Leroy Arthur, Teh Ai Ling, Dondelinger Frank, Alvarez Mauricio A, Wang Dennis
Department of Computer Science, The University of Manchester, Manchester, United Kingdom; Department of Computer Science, The University of Sheffield, Sheffield, United Kingdom.
Institute for Human Development and Potential (IHDP), Agency for Science, Technology and Research (A∗STAR), Singapore, Republic of Singapore; Bioinformatics Institute (BII), Agency for Science, Technology and Research (A∗STAR), Singapore, Republic of Singapore.
EBioMedicine. 2025 May;115:105709. doi: 10.1016/j.ebiom.2025.105709. Epub 2025 Apr 22.
Epigenetic changes in early life play an important role in the development of health conditions in children. Longitudinally measuring and forecasting changes in DNA methylation can reveal patterns of ageing and disease progression, but biosamples may not always be available.
We introduce a probabilistic machine learning framework based on multi-mean Gaussian processes, accounting for individual and gene correlations across time to forecast the methylation status of an individual into the future. Predicted methylation values were used to compute future epigenetic age and compared to chronological age.

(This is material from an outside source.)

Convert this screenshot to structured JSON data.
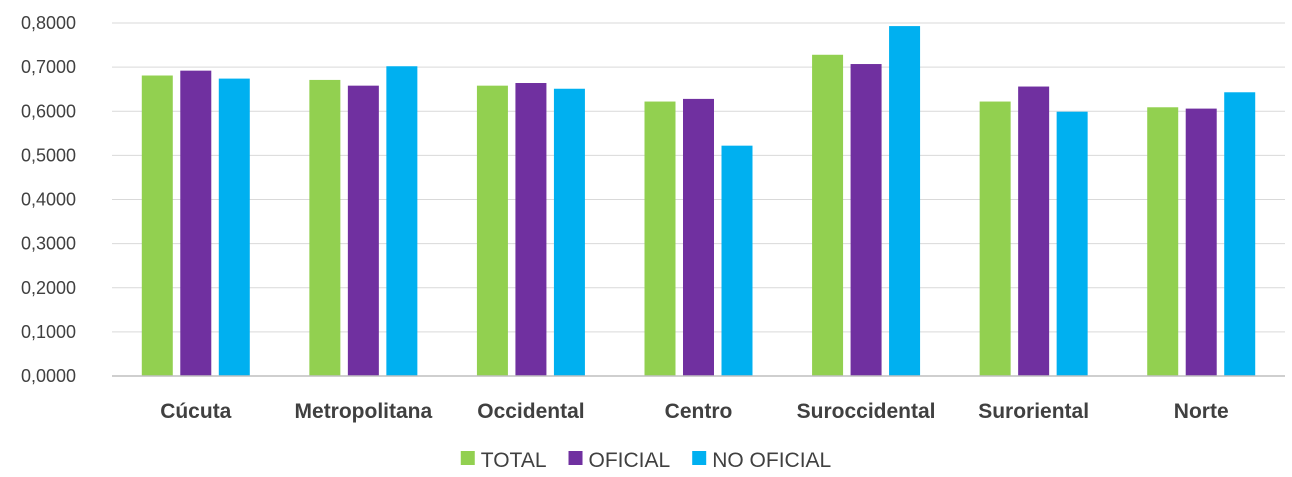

We show that this method can simultaneously predict methylation status at multiple genomic sites in children (age 5-7) using methylation data from earlier ages (0-4). Less than 10% difference between observed and predicted methylation values is found in approximately 95% of methylation sites. We show that predicted methylation profiles can be used to estimate other molecular phenotypes, such as epigenetic age, at any timepoint and enable association tests with health outcomes measured at the same timepoint.
Limited longitudinal profiling of DNA methylation coupled with machine learning enables forecasting of epigenetic ageing and future health outcomes.
Wellcome Trust, Singapore National Research Foundation (NRF), Singapore National Medical Research Council (NMRC), Agency for Science, Technology and Research (A∗STAR), UK Academy of Medical Sciences and the UK Engineering and Physical Sciences Research Council (EPSRC).
生命早期的表观遗传变化在儿童健康状况的发展中起着重要作用。纵向测量和预测DNA甲基化的变化可以揭示衰老和疾病进展的模式,但生物样本并非总是可用。
我们引入了一种基于多均值高斯过程的概率机器学习框架,考虑个体和基因随时间的相关性,以预测个体未来的甲基化状态。预测的甲基化值用于计算未来的表观遗传年龄,并与实际年龄进行比较。
我们表明,该方法可以使用早期(0-4岁)的甲基化数据同时预测儿童(5-7岁)多个基因组位点的甲基化状态。在大约95%的甲基化位点中,观察到的和预测的甲基化值之间的差异小于10%。我们表明,预测的甲基化谱可用于在任何时间点估计其他分子表型,如表观遗传年龄,并能够与在同一时间点测量的健康结果进行关联测试。
有限的DNA甲基化纵向分析与机器学习相结合,能够预测表观遗传衰老和未来的健康结果。
惠康信托基金会、新加坡国家研究基金会(NRF)、新加坡国家医学研究理事会(NMRC)、科学技术研究局(A*STAR)、英国医学科学院和英国工程与物理科学研究理事会(EPSRC)。